Introduction: The ELECTRa registry indicated lower success rates and higher complication rates in low volume centres performing <30 transvenous lead extractions (TLE) per year. The UK lead extraction group met in 2018 to produce standards for lead extraction classifying procedures as low, medium or high risk. It recommended having a cardiac surgical team present for high risk cases and advised that high quality centres should have a successful lead extraction rate of >94%, procedural mortality rate of <0.8% and major complication rate of <1.7%. We present our TLE success and complication rates; overall, and according to procedural risk.

Methods: All TLE cases performed Nottingham University Hospitals from October 2010 (when our current electronic recording system was implemented) to March 2020 were audited with respect to patient and lead characteristics, indication, procedural details and outcomes. Cases were classified as “low”, “medium” and “high” risk according to the UK lead extractors consensus document.

Results: 139 TLE procedures were performed over 9.25 years (15 cases per annum) by 3 operators. Baseline characteristics: male 113 (81%); mean age 62 ± 17 years; BMI 24.8 ± 5.6 Kg/m2; severe left ventricular impairment 34 (24%); diabetic 20 (14%); cerebrovascular disease 11 (8%). Indication for extraction were non-infectious in 51 (37%); device erosion/pocket infection in 49 (35%) and systemic infection in 39 (28%). 260 leads were attempted, range 1–4, mean 1.87 per case. See Table 1 for lead and device characteristics. 47.5% of cases were classified as high risk, 45.3% medium risk and 7.2% low risk. Simple traction alone was used in 17 patients (12.2%), locking stylets in 26 (18.7%), mechanical sheaths in 78 (56.1%) and snares in 18 (12.9%). Overall clinical success rate was 97.8% (complete removal in 88.5%, fragment left in 9.4%), major complication rate 2.9%, minor complication rate 10.8%. There were 4 major complications – 3 cardiac tamponades (2 needing pericardiocentesis, 1 emergency sternotomy) and 1 failure to extract requiring semi-elective surgical input. There were no peri-procedural deaths. 7 patients died within 30 days of TLE; 6 of whom had TLE for systemic infection (relative risk 15.4, p=0.002). Major complication rates increased according to procedural risk group (0% low, 1.6% medium, 4.5% high) but success rate did not differ significantly (100% low, 98% medium, 97% high).
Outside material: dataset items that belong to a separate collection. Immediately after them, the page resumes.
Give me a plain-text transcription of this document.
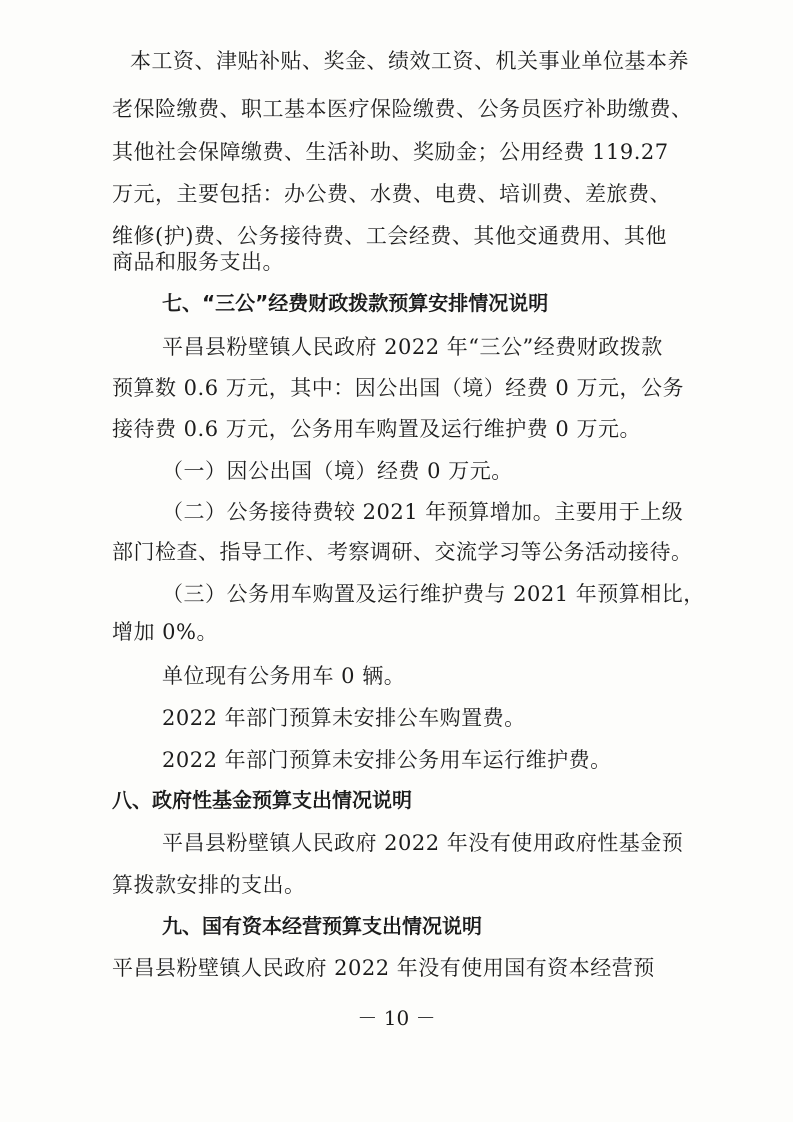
本工资、津贴补贴、奖金、绩效工资、机关事业单位基本养

老保险缴费、职工基本医疗保险缴费、公务员医疗补助缴费、

其他社会保障缴费、生活补助、奖励金；公用经费 119.27

万元，主要包括：办公费、水费、电费、培训费、差旅费、

维修(护)费、公务接待费、工会经费、其他交通费用、其他

商品和服务支出。

七、“三公”经费财政拨款预算安排情况说明

平昌县粉壁镇人民政府 2022 年“三公”经费财政拨款

预算数 0.6 万元，其中：因公出国（境）经费 0 万元，公务

接待费 0.6 万元，公务用车购置及运行维护费 0 万元。

（一）因公出国（境）经费 0 万元。

（二）公务接待费较 2021 年预算增加。主要用于上级

部门检查、指导工作、考察调研、交流学习等公务活动接待。

（三）公务用车购置及运行维护费与 2021 年预算相比，

增加 0%。

单位现有公务用车 0 辆。

2022 年部门预算未安排公车购置费。

2022 年部门预算未安排公务用车运行维护费。

八、政府性基金预算支出情况说明

平昌县粉壁镇人民政府 2022 年没有使用政府性基金预

算拨款安排的支出。

九、国有资本经营预算支出情况说明

平昌县粉壁镇人民政府 2022 年没有使用国有资本经营预

－ 10 －
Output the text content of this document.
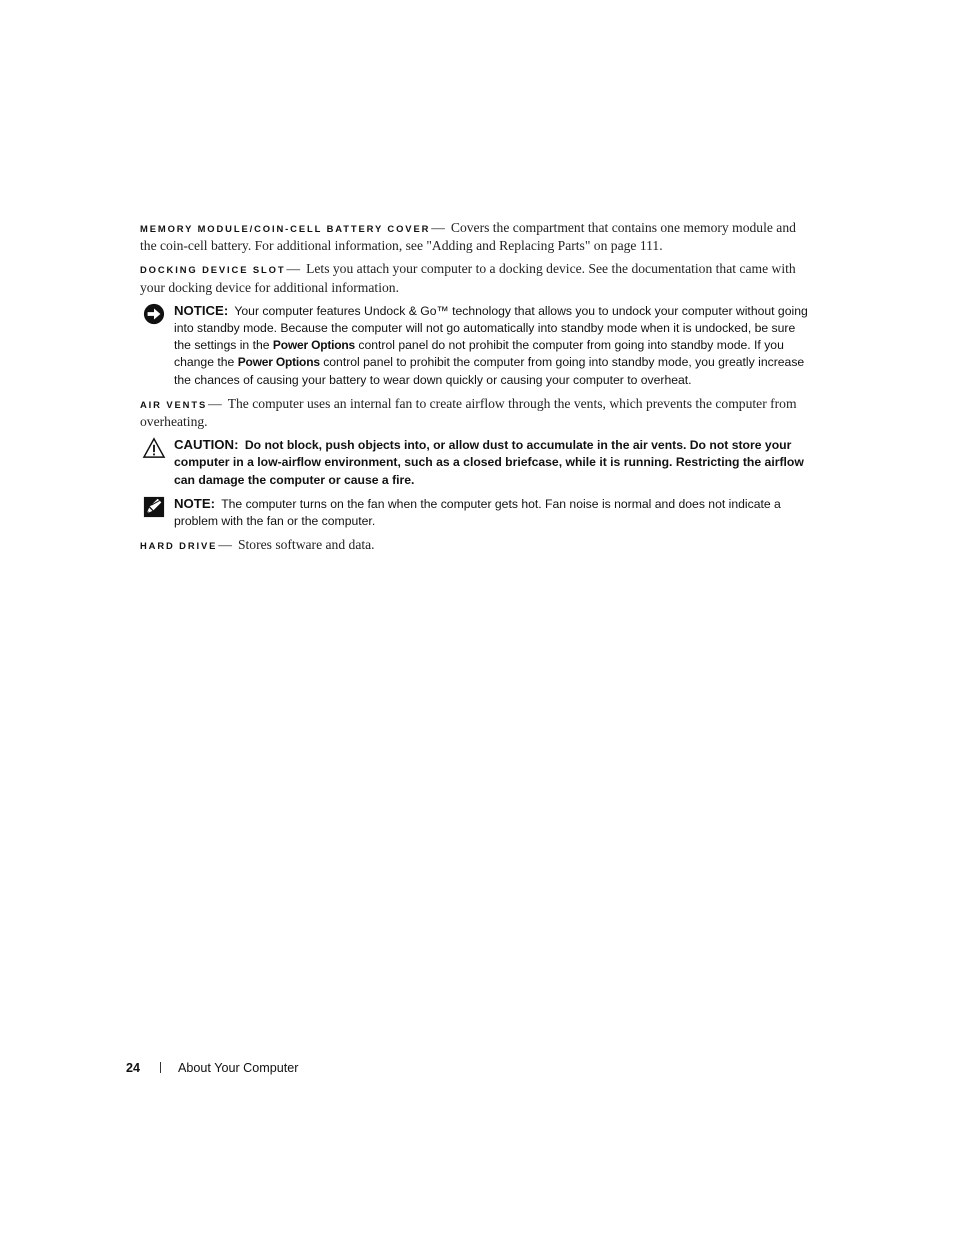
MEMORY MODULE/COIN-CELL BATTERY COVER— Covers the compartment that contains one memory module and the coin-cell battery. For additional information, see "Adding and Replacing Parts" on page 111.

DOCKING DEVICE SLOT— Lets you attach your computer to a docking device. See the documentation that came with your docking device for additional information.

NOTICE: Your computer features Undock & Go™ technology that allows you to undock your computer without going into standby mode. Because the computer will not go automatically into standby mode when it is undocked, be sure the settings in the Power Options control panel do not prohibit the computer from going into standby mode. If you change the Power Options control panel to prohibit the computer from going into standby mode, you greatly increase the chances of causing your battery to wear down quickly or causing your computer to overheat.

AIR VENTS— The computer uses an internal fan to create airflow through the vents, which prevents the computer from overheating.

CAUTION: Do not block, push objects into, or allow dust to accumulate in the air vents. Do not store your computer in a low-airflow environment, such as a closed briefcase, while it is running. Restricting the airflow can damage the computer or cause a fire.
NOTE: The computer turns on the fan when the computer gets hot. Fan noise is normal and does not indicate a problem with the fan or the computer.

HARD DRIVE— Stores software and data.

24	About Your Computer
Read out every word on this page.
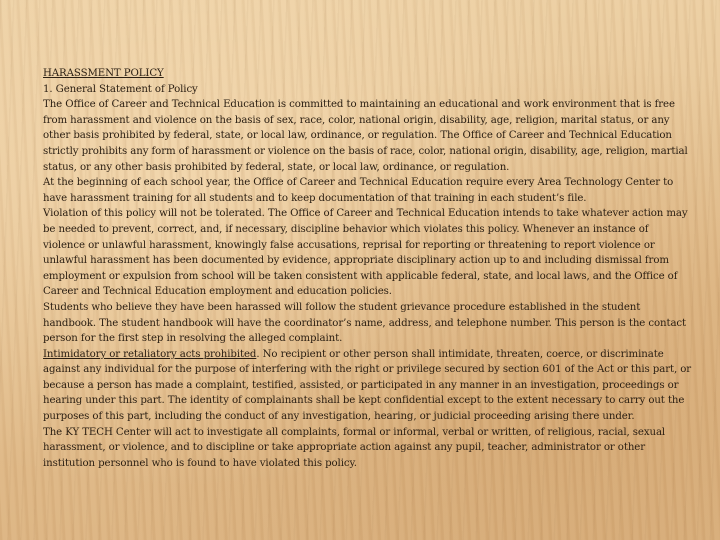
HARASSMENT POLICY

1. General Statement of Policy

The Office of Career and Technical Education is committed to maintaining an educational and work environment that is free from harassment and violence on the basis of sex, race, color, national origin, disability, age, religion, marital status, or any other basis prohibited by federal, state, or local law, ordinance, or regulation. The Office of Career and Technical Education strictly prohibits any form of harassment or violence on the basis of race, color, national origin, disability, age, religion, martial status, or any other basis prohibited by federal, state, or local law, ordinance, or regulation.

At the beginning of each school year, the Office of Career and Technical Education require every Area Technology Center to have harassment training for all students and to keep documentation of that training in each student’s file.

Violation of this policy will not be tolerated. The Office of Career and Technical Education intends to take whatever action may be needed to prevent, correct, and, if necessary, discipline behavior which violates this policy. Whenever an instance of violence or unlawful harassment, knowingly false accusations, reprisal for reporting or threatening to report violence or unlawful harassment has been documented by evidence, appropriate disciplinary action up to and including dismissal from employment or expulsion from school will be taken consistent with applicable federal, state, and local laws, and the Office of Career and Technical Education employment and education policies.

Students who believe they have been harassed will follow the student grievance procedure established in the student handbook. The student handbook will have the coordinator’s name, address, and telephone number. This person is the contact person for the first step in resolving the alleged complaint.

Intimidatory or retaliatory acts prohibited. No recipient or other person shall intimidate, threaten, coerce, or discriminate against any individual for the purpose of interfering with the right or privilege secured by section 601 of the Act or this part, or because a person has made a complaint, testified, assisted, or participated in any manner in an investigation, proceedings or hearing under this part. The identity of complainants shall be kept confidential except to the extent necessary to carry out the purposes of this part, including the conduct of any investigation, hearing, or judicial proceeding arising there under.

The KY TECH Center will act to investigate all complaints, formal or informal, verbal or written, of religious, racial, sexual harassment, or violence, and to discipline or take appropriate action against any pupil, teacher, administrator or other institution personnel who is found to have violated this policy.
Conclusion: Nottingham University Hospitals is a low volume TLE centre. Despite this, our clinical success rate is higher than the expected standard (98 vs 94%). Our rate of major complications is higher than the expected standard (2.9 vs 1.7%) and may be a reflection of the large proportion of high-risk cases undertaken. Of our 66 high risk patients only 1 required an emergency sternotomy raising the question whether cardiac surgical team presence for all high-risk cases is an appropriate use of resources.